Never thought I'd do a screenshot to show color pictures. But, hey, it's a huge stride forward for governance communications.
13 videos and a transcript
Video features prominently in PotashCorp’s pay outreach program. This is probably because video brings directors to life and can give investors a better feel the people who are charged with overseeing how management is paid.
There are 13 separate video segments, each featuring either directors Estey or Howe commenting on particular compensation or governance topics. A transcript of their comments is provided as well, which is handy if you don’t have audio capabilities or use assistive technology.

However, the videos seems similar or almost identical to what the company used last year. It’s probably unfair, but I find myself wondering if that’s the web equivalent of directors not showing up at the annual meeting.
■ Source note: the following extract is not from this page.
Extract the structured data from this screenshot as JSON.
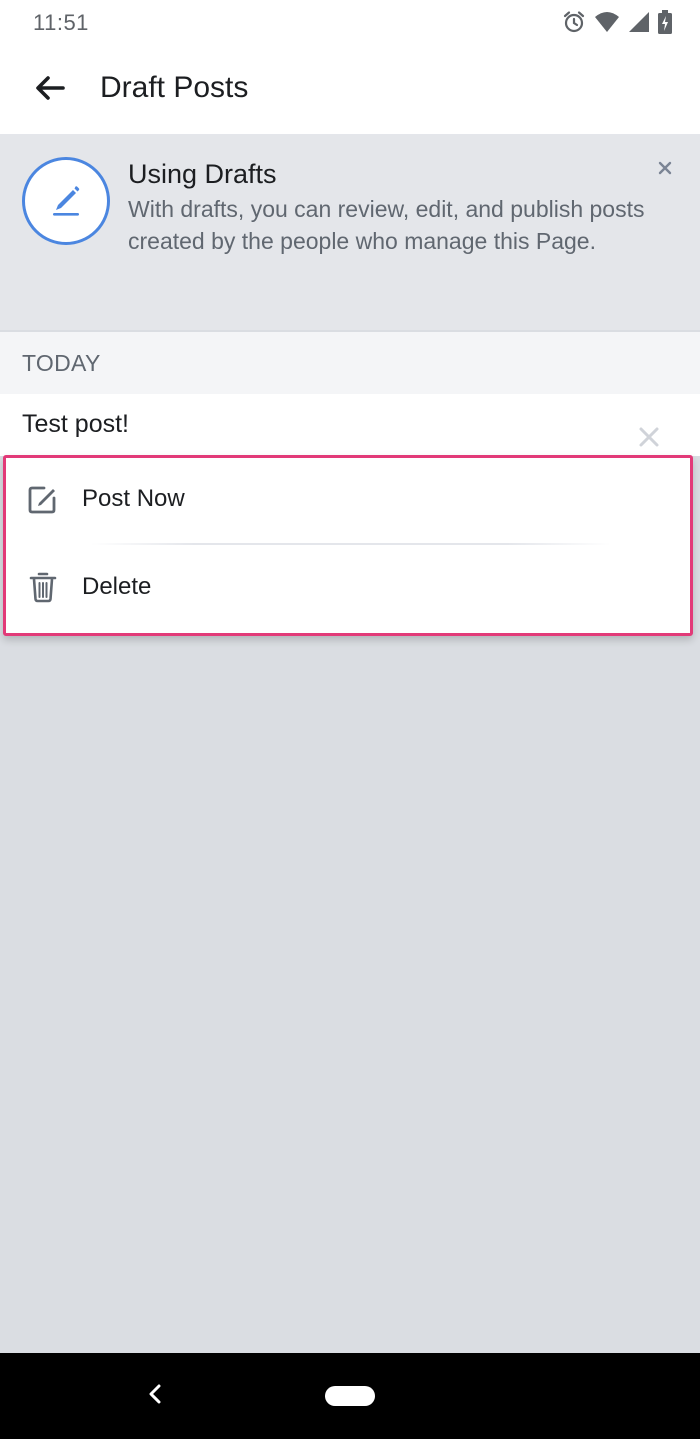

I also think some or all of the videos should be uploaded to the company’s Facebook page and to its YouTube channel.
And the future…
For most boards what PotashCorp is doing is likely to be viewed as leading-edge or even radical. But it’s not really a big leap forward from the days when board communication was about popping the proxy in the mail. It’s still controlled and directors are not readily accessible to shareholders online.
To interact with them, you will have to go to PotashCorp’s May annual meeting in Saskatoon, a pretty place but far away from the major North American centers.
In the future, I can see directors and shareholders chatting via video or text on Facebook or Twitter, and being completely comfortable doing it. That’s just how all humans will connect, regardless of how much they’re paid.
Disclosure: I was on a team that helped PotashCorp rebuild its website more than a year ago. However, I currently have no business relationship with the company and have no plans to enter into one.